The trick in our case is that the condor_kbdd,
in order to detect GNOME console activity, has to be attached with the
user's session, and owned by the user. This is discussed in section 3.12.5
in the 8.2.9 manual, but it is a bit short of explicit guidance due to
the variety of different platforms involved.
For the RHEL6 GNOME, you need to add
an "htcondor-kbdd.sh" script to /etc/X11/xinit/xinitrc.d to start
it up on login, and update /etc/gdm/PostSession/Default to shut it down
on logout.
The gist of the htcondor-kbdd.sh file
is:
if [ -x /usr/sbin/condor_kbdd ] ; then if [ -d $HOME/.kbdd.log
] ; then
/bin/mv -f $HOME/.kbdd.log/KbdLog $HOME/.kbdd.log/KbdLog.old else
if [ -e $HOME/.kbdd.log ] ; then
/bin/rm -f $HOME/.kbdd.log
fi fi /usr/sbin/condor_kbdd
-l $HOME/.kbdd.log -pidfile $HOME/.kbdd.pid fi
This does some basic sanity checking
as you can see, by rotating the log file from a previous session and removing
any non-directory that might block the daemon's creation of the directory.
The condor_kbdd drops into the background by itself, so doesn't need an
&.
The PostSession/Default script runs
as root, and for obvious security reasons condor_kbdd doesn't want to run
as root, so you have to switch to the session owner to run condor_kbdd
-k to kill the daemon. So we have:
if [ -f "$HOME/.kbdd.pid" ] ; then /bin/su $USER
-c \
"/usr/sbin/condor_kbdd -k $HOME/.kbdd.pid ;
/bin/rm -f $HOME/.kbdd.pid" fi
This approach is preferable to an OS
kill because it allows the kbdd to take itself down 100% gracefully, doing
whatever updates it needs to do before exiting.

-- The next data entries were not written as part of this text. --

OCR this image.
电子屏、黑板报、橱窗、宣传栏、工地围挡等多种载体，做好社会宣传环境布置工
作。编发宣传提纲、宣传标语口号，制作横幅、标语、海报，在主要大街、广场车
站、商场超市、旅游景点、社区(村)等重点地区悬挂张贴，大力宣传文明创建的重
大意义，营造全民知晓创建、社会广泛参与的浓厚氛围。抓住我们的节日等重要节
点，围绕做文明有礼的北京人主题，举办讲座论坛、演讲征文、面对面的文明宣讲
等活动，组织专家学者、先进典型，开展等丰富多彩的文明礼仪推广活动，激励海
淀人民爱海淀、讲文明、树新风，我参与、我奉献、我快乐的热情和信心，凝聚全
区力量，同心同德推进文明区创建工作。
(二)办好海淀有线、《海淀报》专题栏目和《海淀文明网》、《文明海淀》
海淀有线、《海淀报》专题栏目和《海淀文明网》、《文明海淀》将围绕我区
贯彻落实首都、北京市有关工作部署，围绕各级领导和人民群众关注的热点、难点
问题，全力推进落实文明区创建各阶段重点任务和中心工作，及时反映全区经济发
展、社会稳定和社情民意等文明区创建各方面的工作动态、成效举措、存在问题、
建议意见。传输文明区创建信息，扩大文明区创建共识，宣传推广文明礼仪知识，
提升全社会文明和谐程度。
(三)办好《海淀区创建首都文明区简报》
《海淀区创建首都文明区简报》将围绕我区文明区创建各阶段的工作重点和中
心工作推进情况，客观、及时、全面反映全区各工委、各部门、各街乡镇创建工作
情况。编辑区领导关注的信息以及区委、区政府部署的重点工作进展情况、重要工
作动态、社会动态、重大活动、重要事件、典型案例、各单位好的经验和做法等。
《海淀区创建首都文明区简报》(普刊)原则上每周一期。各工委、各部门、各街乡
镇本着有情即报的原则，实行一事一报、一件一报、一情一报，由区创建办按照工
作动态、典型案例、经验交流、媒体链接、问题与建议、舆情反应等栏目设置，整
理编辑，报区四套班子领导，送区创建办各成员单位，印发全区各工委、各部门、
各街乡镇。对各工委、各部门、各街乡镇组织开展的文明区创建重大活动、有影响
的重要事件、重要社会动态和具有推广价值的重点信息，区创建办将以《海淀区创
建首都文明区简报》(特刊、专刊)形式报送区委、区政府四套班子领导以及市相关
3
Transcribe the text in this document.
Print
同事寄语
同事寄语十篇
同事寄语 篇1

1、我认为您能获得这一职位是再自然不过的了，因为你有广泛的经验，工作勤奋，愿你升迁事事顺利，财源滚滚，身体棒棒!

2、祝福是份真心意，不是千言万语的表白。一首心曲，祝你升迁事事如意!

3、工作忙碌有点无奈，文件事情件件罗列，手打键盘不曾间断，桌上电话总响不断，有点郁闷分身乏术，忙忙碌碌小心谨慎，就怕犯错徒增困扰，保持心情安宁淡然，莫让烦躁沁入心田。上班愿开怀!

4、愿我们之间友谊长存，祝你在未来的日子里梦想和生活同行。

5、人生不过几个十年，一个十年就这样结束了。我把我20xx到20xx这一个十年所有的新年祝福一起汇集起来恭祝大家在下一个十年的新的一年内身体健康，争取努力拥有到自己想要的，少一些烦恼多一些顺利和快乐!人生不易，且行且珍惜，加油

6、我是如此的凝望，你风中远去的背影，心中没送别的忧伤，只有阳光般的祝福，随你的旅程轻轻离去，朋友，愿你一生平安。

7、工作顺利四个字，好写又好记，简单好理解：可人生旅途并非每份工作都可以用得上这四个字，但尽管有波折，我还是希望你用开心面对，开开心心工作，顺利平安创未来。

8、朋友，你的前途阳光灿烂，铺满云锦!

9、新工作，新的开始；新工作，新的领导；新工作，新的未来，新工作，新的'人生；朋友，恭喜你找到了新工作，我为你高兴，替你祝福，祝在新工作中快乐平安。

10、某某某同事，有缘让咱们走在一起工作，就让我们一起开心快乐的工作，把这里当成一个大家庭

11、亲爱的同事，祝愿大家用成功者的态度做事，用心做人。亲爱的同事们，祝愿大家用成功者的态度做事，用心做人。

After setting this up, the ConsoleIdle
and KeyboardIdle attributes showed the expected responses to keyboard and
mouse activity.
It's probably possible to do everything
under the /etc/gdm scripots, but the fact that they run as root led me
to use the xinitrc.d options instead for startup, in alignment with the
general recommendations in the manual. Feel free to share anything you
discover that might simplify things.